Needless to say, the showcase was so much better than I had expected. Not only was I able to learn about other people’s projects, but I was also able to finally show off the hard work that I have done this entire semester. I even volunteered to be the first one at my table to go– when walking into that showcase I would have preferred to hide behind somebody with my laptop closed.

As I presented my project I could sense a sincere interest in the topic and a fascination with the work that I had done. This surprised me because I the entire time completing this project I wondered if there was a single person in the planet who would even be remotely interested in the topic that wasn’t me. I am so glad that I was proved wrong.

Capstone Challenge Journal 4: When to Reflect

            Showcase has come and gone, and with it my concerns over finishing my project in time to be able to show anything at all. Despite my best efforts to procrastinate until the bitter end, the project is finished, and a semester’s worth of work now rests quietly in my odd corner of the internet. All there really is to do now is reflect, a process that can easy become a stressor itself. Did I work hard enough on this section? Did I actually make a clear point on this part? Will anything I’ve done actually matter? If looking over my gateway project months upon completing it are of any indication, I can only assume I’ll return to my capstone and feel the weight of everything I failed to do with it rather than appreciate what it was I accomplished. I know this about myself, and as such I need to be cautious about how I direct my reflection, lest it be little more than me giving myself a hard time.

            To this end, the past work that this post brought me to thinking about was a paper I wrote for a course I took on Shakespeare. It’s a piece where I compared Lady Macbeth from Macbeth with Emilia from Othello, both the wives of villainous characters, and both with something of a hand in their husband’s villainy. I’d go into greater detail about my claims, except, well, for one thing they’d probably make for a boring blog post, and more importantly because I don’t actually remember them in detail. You see, I don’t actually have this essay anymore. It’s nowhere to be found on my computer, nor in the cloud or on my google drive, or on old canvas pages or in old backups of my computer. I’ve spent a good deal of time trying to recover it, but it’s seemingly been erased, and I have no idea why.

            And that’s just it, my memory of this piece is all I have left of it. My reflective ability, as far as that work goes, can only surround what I remember and what effect it had for me in the class – which is to say it got me an A in the class, so that’s a pretty positive thing to reflect on. While I certainly wish I could read the piece again just to see it, I understand that a part of why I feel so strongly about it is because I no longer have the ability to over-examine it. It served its purpose then disappeared, forcing me to reflect on what it left behind rather than what it actually was.
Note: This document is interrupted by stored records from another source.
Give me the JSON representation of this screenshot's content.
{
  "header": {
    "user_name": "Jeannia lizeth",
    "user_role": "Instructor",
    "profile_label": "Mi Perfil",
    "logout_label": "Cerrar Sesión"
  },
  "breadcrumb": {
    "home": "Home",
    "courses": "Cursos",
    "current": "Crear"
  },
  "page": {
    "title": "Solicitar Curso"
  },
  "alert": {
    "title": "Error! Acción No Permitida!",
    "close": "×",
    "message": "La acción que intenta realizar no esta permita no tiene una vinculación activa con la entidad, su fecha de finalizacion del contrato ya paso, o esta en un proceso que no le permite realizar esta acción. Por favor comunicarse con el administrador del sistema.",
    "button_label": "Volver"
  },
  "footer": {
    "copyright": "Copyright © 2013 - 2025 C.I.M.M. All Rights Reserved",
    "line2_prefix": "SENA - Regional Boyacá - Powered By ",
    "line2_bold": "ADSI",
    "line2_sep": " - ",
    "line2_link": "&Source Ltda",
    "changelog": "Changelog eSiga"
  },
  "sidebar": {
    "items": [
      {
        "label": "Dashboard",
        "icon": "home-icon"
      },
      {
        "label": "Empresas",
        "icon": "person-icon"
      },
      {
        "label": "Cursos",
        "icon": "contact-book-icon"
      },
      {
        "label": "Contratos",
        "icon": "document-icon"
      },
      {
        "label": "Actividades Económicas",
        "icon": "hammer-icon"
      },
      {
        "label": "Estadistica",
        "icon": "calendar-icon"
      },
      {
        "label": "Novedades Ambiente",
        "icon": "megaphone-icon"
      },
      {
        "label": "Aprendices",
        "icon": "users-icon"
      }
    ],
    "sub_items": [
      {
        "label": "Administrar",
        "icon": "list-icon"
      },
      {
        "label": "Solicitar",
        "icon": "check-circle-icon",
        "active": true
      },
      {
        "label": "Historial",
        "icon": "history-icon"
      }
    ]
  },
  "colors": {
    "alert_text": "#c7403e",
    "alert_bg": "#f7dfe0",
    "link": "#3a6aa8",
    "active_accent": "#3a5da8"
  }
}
            This isn’t to say that I’m going to delete my capstone now that it’s over with, but it is a necessary reminder of how much the work itself can change in the writer’s eyes after the work has served its purpose and now just stands as forever embodying that purpose, unable to change even as the writer moves on and develops a more mature understanding of the work’s subject matter. Having the actual thing in front of you can be stifling in this maturation, the writer getting bogged down by the reality of their work rather than in the ideas they represent. With that in mind, I’m going to step back from my capstone for a while, so that I may more easily see the good in it rather than focus so much on its shortcomings.